SQLRally could rotate around every year, maybe even 2-3 a year (Upper East coast, Central and the South).

I do not see why Microsoft cannot afford to pay MS employees to go to a place like Denver or SQLRally, though. Hell, SQL PASS is the greatest promotion tool for MS for SQL Server.

Thomas

TheSmilingDBA

Posted by Ivan Dixon on 8 February 2011

I am with you, Grant; the added time needed to get to Seattle is the major factor reducing my ability to attend. Cost certainly is a function of time.

Vegas, Chicago, St. Louis or Dallas would certainly make it easier on the masses from East of the Rockies.

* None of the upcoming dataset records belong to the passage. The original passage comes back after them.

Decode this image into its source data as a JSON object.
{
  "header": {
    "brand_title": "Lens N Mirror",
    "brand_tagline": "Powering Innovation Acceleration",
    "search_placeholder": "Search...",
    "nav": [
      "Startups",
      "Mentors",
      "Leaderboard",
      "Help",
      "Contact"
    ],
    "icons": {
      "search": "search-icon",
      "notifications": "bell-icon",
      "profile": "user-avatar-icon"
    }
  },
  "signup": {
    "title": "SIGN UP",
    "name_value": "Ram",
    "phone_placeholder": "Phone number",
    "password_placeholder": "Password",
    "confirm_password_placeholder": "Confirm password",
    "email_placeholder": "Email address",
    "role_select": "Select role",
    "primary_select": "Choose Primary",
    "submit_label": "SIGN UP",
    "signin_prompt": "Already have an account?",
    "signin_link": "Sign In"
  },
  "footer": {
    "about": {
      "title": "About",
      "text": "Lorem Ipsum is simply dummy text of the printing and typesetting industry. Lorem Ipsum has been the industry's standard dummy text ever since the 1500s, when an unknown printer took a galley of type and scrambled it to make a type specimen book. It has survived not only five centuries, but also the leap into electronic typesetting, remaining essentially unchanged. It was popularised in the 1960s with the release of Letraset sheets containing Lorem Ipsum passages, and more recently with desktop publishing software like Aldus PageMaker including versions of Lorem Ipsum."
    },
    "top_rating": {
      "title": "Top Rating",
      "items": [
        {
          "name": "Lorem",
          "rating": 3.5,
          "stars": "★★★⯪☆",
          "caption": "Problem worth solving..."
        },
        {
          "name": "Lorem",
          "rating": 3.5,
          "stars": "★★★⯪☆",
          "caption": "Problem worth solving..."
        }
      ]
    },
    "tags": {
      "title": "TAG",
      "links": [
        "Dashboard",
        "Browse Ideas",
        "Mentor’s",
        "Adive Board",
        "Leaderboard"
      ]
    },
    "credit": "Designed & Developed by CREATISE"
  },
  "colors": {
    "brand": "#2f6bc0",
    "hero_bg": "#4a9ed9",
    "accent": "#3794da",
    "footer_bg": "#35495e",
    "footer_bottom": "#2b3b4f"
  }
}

If I were on the Board, I would look at the distribution of locations represented in the fees and start from there on the what-if analysis. If the numbers show a significant portion from east of the Mountain time zone, I would think hard about trying a Summit in one of the locations I mentioned above.

Just my two cents.

Posted by David Stout on 8 February 2011

I also agree with you, the reduced cost of travel would make it an easy sell to my employer. I would like to see something more centrally located like Chicago, Minneapolis, Dallas or even Denver.    Another thought is to host it in a different city every year like many professional organizations do.

Posted by Dave Schutz on 8 February 2011

Grant,

I'm with you. Maybe keep Summit in Seattle 2 out 3 years and on the 3rd year try a differnet location. Kansas City sound like a good idea or maybe St Louis?

Posted by Jason Brimhall on 8 February 2011

I'm not opposed to moving it around.  My viewpoint may be a little different though.  I think it would be nice to attend PASS and visit other locations throughout the country from a touristic point of view.

Posted by Ray Herring on 9 February 2011

The only way I was able to attend PASS was that it came to Dallas.  My company was willing to cover the admission but no travel, expenses etc.  I am with a new company now and they won't even cover the admission.  So, I might be able to justify to the CFO (wife) a couple of $K admission for training but not the 4+K for air fare, hotel, etc.

My only chance of another PASS is if it is within the area or I have relatives/friends to mooch on :)

Posted by CriticalStatus on 9 February 2011

What about alternating every other year?  What about two US conferences?  There's already PASS Europe.  Why not PASS - East?  Personally I'd rather go to Seattle than here in DC or Atlanta or Chicago.  I like Seattle.  Great town.  I would love to relocate there.  I took a class their nearly 3 years ago and loved it.  So I have motivation.  But, the cost has kept my supervisors from permitting it the past several years.  Like the loyal Cubs fan that I am, I always say "wait til next year."  I believe there is a lot of people that would love to attend if the cost was lower.  The cost of the conference is significant.  Throw in higher cost of lodging than say hotels in the South plus cross-country airfare.  It is prohibitive to many SQL fans.

I think a second PASS in the US East Coast or Central US could easily support the costs of duplicating itself by making its cost more affordable to prospective attendees.  I think PASS could also support conferences elsewhere around the globe.  PASS in Seattle should still be the crown jewel though.  It clearly makes sense to have the main event near Redmond.